Bill Quinn 10:55 pm 14 Apr 09

It really does depend on what you’re there for and for how long. I always go and camp, pay $5 per meal at the volunteers’ kitchen, and the hundreds of dollars I spend are a personal choice to spend money on $5 a beer, $5 a glass for Troubadour wines and a few CDs. (I was restrained this year and bought three, not my usuual 10.)

But I was staying in a camp-site with a bunch of performers, coordinators and other volunteers, and most of them brought their own food and drinks. They’re there for the camaraderie of the camp site as much as the performances. I’d urge locals to get the season ticket and camp — you’ll get another side of the event. My tent was right next to the Spooky Men’s Chorale corral, so I got previews of their gigs. (NB: camping numbers have been steadily rising so it could be quite tight next year.)

At the other end of the scale, I met one volunteer who was totally self-catering and as of Sunday, he’d spent the princely sum of $5.

Want to save money on any sort of ticket? Book and buy early.

Thumper 10:38 pm 14 Apr 09

Wow, precious little thing aren’t we.

I attend the folk festival ever year and have so for about ten years except for one year when I was OS. I look forward to it every year.

I simply put forward a view that it’s becoming more and more commercialised as the years go by. This is my opinion based upon years (see above) of attendance. The security guard was a f*ckwit, and bar coding seems over the top. $60 bucks for a night ticket is a joke given that most of the stalls are closed.

$85 a ticket. $5 for a small mug of mulled wine. $5 for a beer, or was it more? Over priced food everywhere. To take a family would cost a fortune. Not very folkie my friend. Indeed one could say that once inside you are at the mercy of vendors, like, for instance, the Sydney easter show (not that i’d attend the easter show)

However, I don’t mind paying the prices as i enjoy it. Although I will add that alot of people seem to have commented upon the entry price. Even JB for that matter.

You see, it’s simple. I’d hate to see the folk festival turn into another commercial enterprise like the summernats where the over riding issue is profit. Having said that, the stores need to make heaps of money so that they can pay for the rent.

Maybe the organisers need to do a chic Henry and ask for government funding, or otherwise they will move?

bigred 9:55 pm 14 Apr 09

Bought my day ticket back in january. no idea what it cost and don’t care. Its a top event and am happy to support it on the basis that it’ll go someplace else if I don’t. Now when is that strategy going to work for summernats?

Bill Quinn 8:44 pm 14 Apr 09

Thumper said :

Note to self. Don’t put forward any opinion about the folk festival that may be seen as a criticism in any way.

They’re opinions, Thumper; we’re all entitled to them. We just gots to back ’em up.

I’m no expert on prices because as a serial volunteer, I’ve only ever paid for one festival ticket.

Danman 8:20 pm 14 Apr 09

An extra $37 for a fully functioning bogan filter. Worth it I say.

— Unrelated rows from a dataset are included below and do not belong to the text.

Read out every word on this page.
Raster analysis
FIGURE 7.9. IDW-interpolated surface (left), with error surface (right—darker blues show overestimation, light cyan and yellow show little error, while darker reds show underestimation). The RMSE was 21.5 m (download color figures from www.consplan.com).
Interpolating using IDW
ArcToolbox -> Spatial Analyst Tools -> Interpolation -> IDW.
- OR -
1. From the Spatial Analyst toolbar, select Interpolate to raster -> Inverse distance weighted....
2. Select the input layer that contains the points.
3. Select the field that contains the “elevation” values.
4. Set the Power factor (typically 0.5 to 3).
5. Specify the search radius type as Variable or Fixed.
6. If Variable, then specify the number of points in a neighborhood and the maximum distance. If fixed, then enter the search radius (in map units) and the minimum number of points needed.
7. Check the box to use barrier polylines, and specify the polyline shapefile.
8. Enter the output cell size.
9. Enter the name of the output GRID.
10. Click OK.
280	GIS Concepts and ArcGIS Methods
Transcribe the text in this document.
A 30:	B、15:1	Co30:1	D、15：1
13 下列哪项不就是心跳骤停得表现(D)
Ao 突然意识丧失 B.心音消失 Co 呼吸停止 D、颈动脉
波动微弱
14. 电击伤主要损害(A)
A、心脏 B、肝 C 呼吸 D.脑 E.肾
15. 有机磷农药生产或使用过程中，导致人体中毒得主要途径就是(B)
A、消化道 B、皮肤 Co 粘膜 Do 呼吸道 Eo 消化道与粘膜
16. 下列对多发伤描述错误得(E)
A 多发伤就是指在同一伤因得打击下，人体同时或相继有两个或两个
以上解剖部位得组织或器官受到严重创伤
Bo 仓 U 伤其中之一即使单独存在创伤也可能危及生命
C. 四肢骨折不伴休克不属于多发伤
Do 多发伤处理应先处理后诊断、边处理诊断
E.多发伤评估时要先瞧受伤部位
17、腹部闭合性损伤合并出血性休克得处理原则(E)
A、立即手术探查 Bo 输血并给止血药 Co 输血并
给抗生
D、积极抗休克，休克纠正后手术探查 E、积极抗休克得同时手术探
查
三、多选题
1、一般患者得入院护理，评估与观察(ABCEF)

Seems there were drink riders at both events, only difference is that no one batted an eyelid at NFF attendees because they are not bemulleted.

GB 7:54 pm 14 Apr 09

Note to thumper: if you don’t want discussion, don’t post your views.

You put forward a view, others put forward theirs. If you accuse something of ‘commercialism’, you can expect people who think otherwise to argue their case. And people who feel differently to emote.

So, argue your case – not just a throwaway line.

It feels commercial to you? Why? Ticket prices? Because its now not losing money? Because it has commercial food stalls? Because it employs security guards?

Personally, I wouldn’t pay that much for a night ticket, because its not worth that much to me. But music festivals are always better — and cheaper — if you go to the whole event, not just a bit. And because you’re more relaxed, you actually get better value.

And yep, I would prefer it if the gatecrashers and yobs didn’t make security guards necessary — it felt nicer when they were only plain clothes. And if someone sets up a security firm with a ‘no yob employees’ policy, the queue will be fairly long.

I know the riotact tradition is to stand on the side and scorn, but if you can actually come up with some useful ideas, maybe we can make the festival better.